その授業が始まる前まではいつものように笑いながら話した記憶があるので、悠乃がぼんやりしている原因はそこにあると満月は思う。
一瞬黙った悠乃だったが、一息置くときちんと空を眺めながら口を開いてくれた。

「ちょっと怒られちゃって」
「怒られたの?でもまぁそんなの気にすることなくない?」
「…ちょっと、っていうのは違うかも。ごめんなさい」

悠乃にしては珍しく、暗さを孕んだ声ではぁと露骨な息が洩れる。
しかしそう言って顔を上げた悠乃は、たった今恋煩いのような乙女の吐息を零したにも関わらず、その瞳にしっかりとした意思を滲ませていた。
微かに膨らます頬と眉間に寄せて釣り上げられた眉からは、明らかな不満が読み取れる。

「凄く怒られたの。なんかもう、喋らないでって言われちゃった」
「うわ、何それすごい」

こんな可愛らしい少女に話しかけられて、それを拒絶する男子が世の中にはいたのか。
満月が感嘆の声を洩らすと、そんな内心を知らない悠乃の鋭い視線が飛んできたので口を噤む。
満月が男ならきっと喜んで会話に乗っかるだろう。否、もし乗っからなくてもおそらくほとんどの人間がはっきりと喋るなとは口にしない。
満月から見るに相当悠乃はしっかりしていてやり手だと思うので、そんな彼女をあしらう彼はきっとよっぽどの強者に違いない。
そう思うと少し興味が沸いてきた。

「で、何?悠乃はそれに対して怒ってんの?」
「え?あぁ、それは違うわ。私が悪かったんだと思うからいいの」

しかし身を乗り出してこちらが訊ねれば、缶のタブを玩びながら悠乃は満月の言葉を否定する。
代わりに先程まで不満しかなかったその可愛らしい顔が、今度は困ったように顰められた。

「けど、どうしても納得いかなくて」
「やっぱ怒ってんの?」
「そうじゃなくって」

確かにゆるやかに左右に振られるその顔は、もう怒っているようには見えない。
人間の感情とは複雑だ。そして満月は、複雑なものに関して考察することが苦手である。
仕方ないので、満月はいつの間にか空になった缶を傍のゴミ箱へと投げ捨てた。
カコンと響くアルミの音は、様々な塵の中に沈んでく。
一方で丁度同じように缶を空にした悠乃も、缶をゴミ箱めがけて放ったが縁に当たって落下した。
カラカラと缶は、まるで悠乃をからかうようにまた足元へ転がってくる。

「…なんかもっと、根本的なところからだめなの」

缶を拾った悠乃は、缶を見つめながら改めて恋煩いのように息を吐く。
甘い、本当にどこまでも甘い呼吸だ。
けれどそれはあくまで初対面の相手にひどい暴言を浴びせるようなクラスの男子に対してで。
何かを諦めるように小さくだめだと言いながらの、そんな息遣いは滅茶苦茶だ。

「――ううん、絶対そうなのよ」

次にそう言って顔を上げた悠乃の声は、やけに凛と満月まで届いてきた。

「例えば彼は、私が初対面で、休み時間に話しかけたとしてもきっと似たようなことを言うんだと思う」
「うん?」

振り返る友人の、何か吹っ切れたような表情と全然わからない例えに満月は取り敢えず適当に頷いた。
最早満月の反応なんて大して気にも留めていない悠乃は一人でもうんうんと首を縦に振っている。
さっぱりわからないが、彼女が何かきちんと決心できたなら問題はない。
適当に漕いでいたブランコから、満月はようやく腰を浮かせた。

「付き合ってくれてありがとう。

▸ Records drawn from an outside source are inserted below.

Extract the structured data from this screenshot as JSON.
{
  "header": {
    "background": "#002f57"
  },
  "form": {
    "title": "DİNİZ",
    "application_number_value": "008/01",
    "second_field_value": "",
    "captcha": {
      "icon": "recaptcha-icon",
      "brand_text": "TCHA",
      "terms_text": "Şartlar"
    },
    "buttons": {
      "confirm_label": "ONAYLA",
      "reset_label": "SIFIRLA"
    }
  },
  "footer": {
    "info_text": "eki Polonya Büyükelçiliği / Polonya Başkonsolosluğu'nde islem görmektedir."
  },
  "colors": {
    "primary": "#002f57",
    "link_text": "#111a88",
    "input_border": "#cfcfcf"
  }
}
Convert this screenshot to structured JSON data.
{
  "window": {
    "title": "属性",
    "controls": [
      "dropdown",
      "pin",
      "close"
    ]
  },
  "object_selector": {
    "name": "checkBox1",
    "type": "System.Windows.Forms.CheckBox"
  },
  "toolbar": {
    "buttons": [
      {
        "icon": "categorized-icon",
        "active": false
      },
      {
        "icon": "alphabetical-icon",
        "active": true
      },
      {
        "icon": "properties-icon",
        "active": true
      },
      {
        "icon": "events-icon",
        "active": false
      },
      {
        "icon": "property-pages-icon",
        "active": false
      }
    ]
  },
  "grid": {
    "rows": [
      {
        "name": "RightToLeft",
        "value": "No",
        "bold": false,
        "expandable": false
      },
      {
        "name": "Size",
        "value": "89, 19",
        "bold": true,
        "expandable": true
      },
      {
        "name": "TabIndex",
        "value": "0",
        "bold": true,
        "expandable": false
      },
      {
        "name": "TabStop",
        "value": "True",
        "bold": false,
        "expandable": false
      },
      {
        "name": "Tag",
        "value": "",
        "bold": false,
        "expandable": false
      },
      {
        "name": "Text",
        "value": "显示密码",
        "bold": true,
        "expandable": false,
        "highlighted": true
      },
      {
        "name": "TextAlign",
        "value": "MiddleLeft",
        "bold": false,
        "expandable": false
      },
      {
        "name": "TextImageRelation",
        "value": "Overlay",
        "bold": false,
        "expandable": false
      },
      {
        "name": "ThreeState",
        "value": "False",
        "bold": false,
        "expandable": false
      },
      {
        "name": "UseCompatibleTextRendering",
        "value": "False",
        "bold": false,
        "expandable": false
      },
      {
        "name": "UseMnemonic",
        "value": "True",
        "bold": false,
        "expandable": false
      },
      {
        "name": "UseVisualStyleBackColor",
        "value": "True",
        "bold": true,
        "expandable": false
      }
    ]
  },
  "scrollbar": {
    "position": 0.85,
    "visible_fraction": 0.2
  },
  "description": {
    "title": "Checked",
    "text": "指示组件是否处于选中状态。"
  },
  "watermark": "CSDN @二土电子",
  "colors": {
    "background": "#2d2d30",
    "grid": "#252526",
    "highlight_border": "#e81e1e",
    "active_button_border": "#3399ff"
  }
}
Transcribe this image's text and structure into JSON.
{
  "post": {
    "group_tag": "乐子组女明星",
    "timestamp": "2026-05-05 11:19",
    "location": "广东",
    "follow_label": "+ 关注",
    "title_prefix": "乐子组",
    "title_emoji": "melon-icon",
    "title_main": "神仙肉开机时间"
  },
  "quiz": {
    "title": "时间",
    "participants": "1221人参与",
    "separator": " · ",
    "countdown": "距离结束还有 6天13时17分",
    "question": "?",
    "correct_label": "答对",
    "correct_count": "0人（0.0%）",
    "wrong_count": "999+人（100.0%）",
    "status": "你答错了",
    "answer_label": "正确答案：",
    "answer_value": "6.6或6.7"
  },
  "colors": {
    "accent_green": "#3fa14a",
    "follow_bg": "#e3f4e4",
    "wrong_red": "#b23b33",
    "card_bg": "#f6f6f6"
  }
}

ごめんね、帰りましょう」
「うん」

改めて周囲を見渡すと、もう学生の姿も見られない。
赤かった空は西の方から青みがかってきて、見上げた空には月が浮かんでいる。
缶を握った悠乃がゴミ箱の方まで歩き出して、満月もそれに倣って追いかけた。
今度はきちんと、悠乃の分の音も塵の中に吸収されていく。
隣から窺ったその横顔にはもういつもの笑顔が浮かべられていた。